Monday, August 4, 2008

Our certainty about God is not derived from scientific experiments, but from certain conclusions based on our experience

While I am pressing the issue of faith and reason, I cannot help but share what I read before turning off the light and going to sleep last night: Msgr. Albacete's Inside America column, which he writes for Traces, the monthly publication of Communion and Liberation. Again, this is in the June issue. The column is entitled Dispelling the Fog and is about his participation in a two hour panel discussion at the World Science Festival that took place at NYU. The discussion was called Science and Faith. The other panelists were "a winner of the Nobel Prize for Physics, a self-described Jewish atheist who is the American director of research in a study of the 'biological origins of religious convictions' paid for by the European Union, and a cognitive psychologist from Hawaii who is examining how the brain functions during religious experiences".

The physcist described himself as a Christian and the cognitive psychologist is a convert to the Catholic faith. At the end of the discussion, after Albacete's intervention, the self-described atheist proclaimed- "“Either I am not an atheist, or you are not a believer, because I agree with you more than with anyone else on the panel.” Albacete ends his piece by writing about how he thought Giussani, whom he knew well, would react to the atheist's comment: "All I thought about in the limousine (!) ride back home was Fr. Giussani’s face, smiling!".
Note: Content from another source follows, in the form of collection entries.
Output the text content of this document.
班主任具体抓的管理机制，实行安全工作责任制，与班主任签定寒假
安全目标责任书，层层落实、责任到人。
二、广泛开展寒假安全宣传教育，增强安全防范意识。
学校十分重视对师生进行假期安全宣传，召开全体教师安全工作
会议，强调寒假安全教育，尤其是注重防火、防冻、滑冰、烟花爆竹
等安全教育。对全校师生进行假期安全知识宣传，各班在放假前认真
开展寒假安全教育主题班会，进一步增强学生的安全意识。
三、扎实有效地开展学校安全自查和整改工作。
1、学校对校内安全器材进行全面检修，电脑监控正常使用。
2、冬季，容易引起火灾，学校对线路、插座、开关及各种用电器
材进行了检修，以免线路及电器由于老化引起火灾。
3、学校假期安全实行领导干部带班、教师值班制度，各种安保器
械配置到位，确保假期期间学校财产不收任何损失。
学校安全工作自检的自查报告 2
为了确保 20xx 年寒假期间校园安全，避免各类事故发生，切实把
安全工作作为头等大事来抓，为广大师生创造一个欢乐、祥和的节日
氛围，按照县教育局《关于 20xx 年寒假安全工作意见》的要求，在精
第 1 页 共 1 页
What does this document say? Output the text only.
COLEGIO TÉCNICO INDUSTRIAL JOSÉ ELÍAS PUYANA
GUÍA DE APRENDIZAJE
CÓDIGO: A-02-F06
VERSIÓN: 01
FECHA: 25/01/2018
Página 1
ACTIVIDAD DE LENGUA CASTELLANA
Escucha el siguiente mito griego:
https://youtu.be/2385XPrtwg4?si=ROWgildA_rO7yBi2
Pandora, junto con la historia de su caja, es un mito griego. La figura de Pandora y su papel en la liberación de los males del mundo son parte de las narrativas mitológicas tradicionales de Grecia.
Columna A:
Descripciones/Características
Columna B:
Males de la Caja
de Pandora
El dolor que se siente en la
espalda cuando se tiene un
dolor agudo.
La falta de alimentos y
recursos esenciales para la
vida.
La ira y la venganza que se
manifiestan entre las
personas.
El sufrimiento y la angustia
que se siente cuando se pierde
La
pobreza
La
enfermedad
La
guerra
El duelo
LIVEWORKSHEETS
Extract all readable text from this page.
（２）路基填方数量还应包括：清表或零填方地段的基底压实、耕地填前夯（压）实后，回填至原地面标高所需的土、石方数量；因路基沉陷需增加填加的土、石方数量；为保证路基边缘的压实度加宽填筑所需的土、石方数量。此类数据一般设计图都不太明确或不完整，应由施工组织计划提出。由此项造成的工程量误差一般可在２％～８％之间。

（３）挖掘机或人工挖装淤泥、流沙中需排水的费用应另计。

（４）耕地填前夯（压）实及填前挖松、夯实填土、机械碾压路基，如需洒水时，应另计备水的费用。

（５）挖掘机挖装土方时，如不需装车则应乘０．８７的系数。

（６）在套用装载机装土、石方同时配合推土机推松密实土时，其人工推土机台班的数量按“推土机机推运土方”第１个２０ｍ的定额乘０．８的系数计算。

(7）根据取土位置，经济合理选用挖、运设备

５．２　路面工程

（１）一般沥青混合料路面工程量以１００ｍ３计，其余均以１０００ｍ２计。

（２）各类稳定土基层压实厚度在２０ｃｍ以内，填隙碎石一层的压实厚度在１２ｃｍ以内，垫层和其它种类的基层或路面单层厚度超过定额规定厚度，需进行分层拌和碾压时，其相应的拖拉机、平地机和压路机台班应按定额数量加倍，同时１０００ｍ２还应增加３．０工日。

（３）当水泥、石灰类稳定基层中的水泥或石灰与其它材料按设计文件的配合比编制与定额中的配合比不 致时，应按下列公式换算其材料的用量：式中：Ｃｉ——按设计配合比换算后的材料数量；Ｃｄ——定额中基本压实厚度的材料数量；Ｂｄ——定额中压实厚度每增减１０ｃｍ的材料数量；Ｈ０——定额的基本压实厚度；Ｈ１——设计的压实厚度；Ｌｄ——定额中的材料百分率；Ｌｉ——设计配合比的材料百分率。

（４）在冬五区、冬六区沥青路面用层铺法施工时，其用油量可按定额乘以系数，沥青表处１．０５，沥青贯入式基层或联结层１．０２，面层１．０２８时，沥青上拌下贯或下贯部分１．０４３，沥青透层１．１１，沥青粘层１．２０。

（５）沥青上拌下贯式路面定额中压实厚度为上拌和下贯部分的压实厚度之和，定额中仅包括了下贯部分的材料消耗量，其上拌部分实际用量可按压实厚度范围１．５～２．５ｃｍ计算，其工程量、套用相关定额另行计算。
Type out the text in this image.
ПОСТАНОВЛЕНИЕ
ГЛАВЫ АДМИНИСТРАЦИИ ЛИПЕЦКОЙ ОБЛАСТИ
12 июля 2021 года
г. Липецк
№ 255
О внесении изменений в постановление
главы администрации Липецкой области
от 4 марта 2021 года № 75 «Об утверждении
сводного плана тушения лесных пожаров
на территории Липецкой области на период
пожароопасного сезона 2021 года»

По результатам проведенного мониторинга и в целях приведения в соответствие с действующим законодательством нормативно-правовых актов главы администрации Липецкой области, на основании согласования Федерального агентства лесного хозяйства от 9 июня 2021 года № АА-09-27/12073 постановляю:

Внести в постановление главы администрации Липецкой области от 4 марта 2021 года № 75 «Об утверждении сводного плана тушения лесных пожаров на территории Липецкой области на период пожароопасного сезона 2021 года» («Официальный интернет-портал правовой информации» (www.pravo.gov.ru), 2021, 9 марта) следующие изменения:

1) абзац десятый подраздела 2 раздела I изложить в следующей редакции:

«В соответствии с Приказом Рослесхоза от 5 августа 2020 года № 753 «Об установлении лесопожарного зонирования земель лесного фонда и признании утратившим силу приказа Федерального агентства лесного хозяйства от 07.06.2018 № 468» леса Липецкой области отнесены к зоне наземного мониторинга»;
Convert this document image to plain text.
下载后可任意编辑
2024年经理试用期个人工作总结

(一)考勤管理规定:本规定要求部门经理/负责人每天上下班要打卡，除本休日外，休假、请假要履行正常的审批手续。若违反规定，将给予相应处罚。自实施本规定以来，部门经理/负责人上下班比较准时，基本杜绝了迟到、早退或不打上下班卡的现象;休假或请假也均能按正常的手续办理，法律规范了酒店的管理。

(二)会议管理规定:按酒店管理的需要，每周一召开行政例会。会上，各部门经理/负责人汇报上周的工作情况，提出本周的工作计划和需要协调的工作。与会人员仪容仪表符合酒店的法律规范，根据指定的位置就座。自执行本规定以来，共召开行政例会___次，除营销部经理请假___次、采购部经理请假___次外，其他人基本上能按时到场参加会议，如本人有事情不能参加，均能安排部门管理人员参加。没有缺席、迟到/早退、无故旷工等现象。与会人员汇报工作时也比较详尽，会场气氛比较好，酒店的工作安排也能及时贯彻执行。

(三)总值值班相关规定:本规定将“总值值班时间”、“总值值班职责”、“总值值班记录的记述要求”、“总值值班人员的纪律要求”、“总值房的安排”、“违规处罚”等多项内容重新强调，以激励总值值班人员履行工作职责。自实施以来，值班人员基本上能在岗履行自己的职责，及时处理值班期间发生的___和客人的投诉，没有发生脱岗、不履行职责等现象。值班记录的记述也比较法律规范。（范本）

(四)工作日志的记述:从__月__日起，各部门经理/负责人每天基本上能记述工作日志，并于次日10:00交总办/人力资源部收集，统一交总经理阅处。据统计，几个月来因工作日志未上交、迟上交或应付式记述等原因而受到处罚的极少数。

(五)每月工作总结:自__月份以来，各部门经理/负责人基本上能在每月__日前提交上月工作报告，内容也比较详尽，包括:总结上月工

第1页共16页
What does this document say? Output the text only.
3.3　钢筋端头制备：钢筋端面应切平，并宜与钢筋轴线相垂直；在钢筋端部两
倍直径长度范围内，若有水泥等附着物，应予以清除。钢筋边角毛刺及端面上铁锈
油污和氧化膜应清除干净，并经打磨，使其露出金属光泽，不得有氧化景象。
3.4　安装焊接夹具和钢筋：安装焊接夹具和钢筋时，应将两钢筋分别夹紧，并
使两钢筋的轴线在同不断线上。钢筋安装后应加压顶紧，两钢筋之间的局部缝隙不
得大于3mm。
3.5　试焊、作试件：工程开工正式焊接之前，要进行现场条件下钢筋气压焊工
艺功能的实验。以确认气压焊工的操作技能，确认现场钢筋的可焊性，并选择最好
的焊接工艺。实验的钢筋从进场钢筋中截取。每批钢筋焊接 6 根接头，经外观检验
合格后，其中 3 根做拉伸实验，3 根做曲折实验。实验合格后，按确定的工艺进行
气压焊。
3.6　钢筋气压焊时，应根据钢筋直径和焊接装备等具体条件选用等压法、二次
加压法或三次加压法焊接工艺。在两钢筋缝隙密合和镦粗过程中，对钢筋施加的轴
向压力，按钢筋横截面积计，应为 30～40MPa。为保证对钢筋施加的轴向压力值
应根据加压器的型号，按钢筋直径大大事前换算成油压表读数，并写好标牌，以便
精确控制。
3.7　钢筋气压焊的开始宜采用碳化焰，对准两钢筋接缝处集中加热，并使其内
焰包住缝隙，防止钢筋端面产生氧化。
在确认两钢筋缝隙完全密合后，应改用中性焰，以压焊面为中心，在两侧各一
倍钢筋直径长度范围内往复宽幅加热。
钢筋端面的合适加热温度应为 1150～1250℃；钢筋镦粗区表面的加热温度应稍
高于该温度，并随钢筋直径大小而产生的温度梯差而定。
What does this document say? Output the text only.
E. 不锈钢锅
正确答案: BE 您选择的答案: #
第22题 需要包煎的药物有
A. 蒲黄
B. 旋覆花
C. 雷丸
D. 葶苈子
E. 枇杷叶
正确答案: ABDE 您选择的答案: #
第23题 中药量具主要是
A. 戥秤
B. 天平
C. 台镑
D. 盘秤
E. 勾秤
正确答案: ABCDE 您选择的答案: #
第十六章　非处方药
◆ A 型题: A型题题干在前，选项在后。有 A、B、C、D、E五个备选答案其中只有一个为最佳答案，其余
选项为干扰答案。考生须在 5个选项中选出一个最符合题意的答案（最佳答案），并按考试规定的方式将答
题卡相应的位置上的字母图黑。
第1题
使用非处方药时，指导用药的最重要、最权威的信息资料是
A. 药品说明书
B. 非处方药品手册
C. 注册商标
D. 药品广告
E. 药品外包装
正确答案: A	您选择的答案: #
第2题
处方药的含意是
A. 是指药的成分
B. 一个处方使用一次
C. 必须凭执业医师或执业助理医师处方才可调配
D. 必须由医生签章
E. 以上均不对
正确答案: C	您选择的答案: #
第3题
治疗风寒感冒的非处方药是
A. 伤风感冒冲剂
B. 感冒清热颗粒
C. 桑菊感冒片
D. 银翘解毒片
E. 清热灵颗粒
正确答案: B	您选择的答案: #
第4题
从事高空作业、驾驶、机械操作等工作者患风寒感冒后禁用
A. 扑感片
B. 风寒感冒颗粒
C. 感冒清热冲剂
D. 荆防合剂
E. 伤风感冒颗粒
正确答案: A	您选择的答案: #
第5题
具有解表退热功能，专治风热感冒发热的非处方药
To see how things ended that way, you have to read Albacete's column. To do that, you must go to Traces and follow the archive link to June 2008, on which page you find the link to Albacete's column.

I find much resonance between certainty about God arising from conclusions based on our experience and St. Anselm of Canterbury's observation that "we do not seek to understand in order to believe, but we believe in order to understand". Anselm's insight no doubt arises from the experience we all have of needing to make sense of the world into which, employing Heidegger's term, we are thrown. It is a fresh posing of the question of Being, of Sein, which Heidegger sought to recover by destroying classical metaphysics- Why is there something rather than nothing? Before this question science is rendered mute.